Visit our temporary exhibition, "A Bird Sings in the Bush of Your Bones: Martine Myrup x Øregaard Museum," and see how the sculptor Martine Myrup challenges the human narratives on animals and engages her works, made of used textile, in a dialogue with the museum’s permanent collection.
Martine Myrup (b. 1977) was educated at the Glasgow School of Art and uses recycled textiles in her sculptures. In recent years, she has become fascinated with animal motifs in figurative language. The used textiles, hand-sewn onto the surface of the sculptures, possess their own sensory expressiveness and historical references as ready-made materials. Her works incorporate used textiles from the 18th to the 20th century, therein reflecting the historical range of the museum's collection through the material.

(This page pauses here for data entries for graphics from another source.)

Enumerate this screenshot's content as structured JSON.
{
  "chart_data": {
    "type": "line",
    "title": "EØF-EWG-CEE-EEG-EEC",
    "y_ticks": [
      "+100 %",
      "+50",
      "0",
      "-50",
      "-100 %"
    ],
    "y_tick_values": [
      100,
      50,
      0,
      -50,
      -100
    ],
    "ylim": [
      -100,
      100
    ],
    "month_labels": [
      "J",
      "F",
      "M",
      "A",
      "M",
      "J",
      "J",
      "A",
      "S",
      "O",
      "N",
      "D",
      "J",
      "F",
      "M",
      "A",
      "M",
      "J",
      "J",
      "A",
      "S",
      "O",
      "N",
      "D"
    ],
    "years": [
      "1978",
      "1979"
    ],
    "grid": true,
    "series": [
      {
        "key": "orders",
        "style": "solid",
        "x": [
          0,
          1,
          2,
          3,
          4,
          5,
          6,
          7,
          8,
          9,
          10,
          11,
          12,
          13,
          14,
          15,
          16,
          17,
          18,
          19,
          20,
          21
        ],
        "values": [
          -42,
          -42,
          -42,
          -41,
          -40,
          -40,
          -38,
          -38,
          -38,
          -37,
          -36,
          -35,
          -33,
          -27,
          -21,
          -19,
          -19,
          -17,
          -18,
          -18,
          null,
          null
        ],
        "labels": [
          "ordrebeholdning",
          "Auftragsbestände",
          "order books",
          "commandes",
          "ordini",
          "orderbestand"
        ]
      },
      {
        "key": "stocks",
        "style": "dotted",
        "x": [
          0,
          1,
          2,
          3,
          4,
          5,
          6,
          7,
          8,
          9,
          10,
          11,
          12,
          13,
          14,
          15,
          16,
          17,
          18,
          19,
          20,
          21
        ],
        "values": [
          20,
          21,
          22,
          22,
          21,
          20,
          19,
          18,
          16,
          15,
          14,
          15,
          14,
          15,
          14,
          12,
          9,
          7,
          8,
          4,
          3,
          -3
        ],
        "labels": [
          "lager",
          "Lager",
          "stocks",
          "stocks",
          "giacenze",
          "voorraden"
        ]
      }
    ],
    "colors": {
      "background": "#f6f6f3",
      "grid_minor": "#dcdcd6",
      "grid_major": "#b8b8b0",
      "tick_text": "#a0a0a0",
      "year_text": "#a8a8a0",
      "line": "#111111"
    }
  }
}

Myrup is particularly interested in deer, a species that features prominently in the grand narratives of Western culture: we encounter them in classical mythology, in the Old and New Testaments, in Grimm's fairy tales, and in 19th-century landscape painting. In more recent history, deer appear as portrayals of good and evil in popular culture, especially in Disney-movies, and in postmodern kitsch that plays on the nostalgia associated with deer since the 19th century.
The exhibition is supported by the National Bank of Denmark's Anniversary Foundation, the New Carlsberg Foundation, and the Danish Arts Foundation. It inaugurates a new exhibition series where the collection is curated in collaboration with a contemporary artist who contributes with new works and perspectives.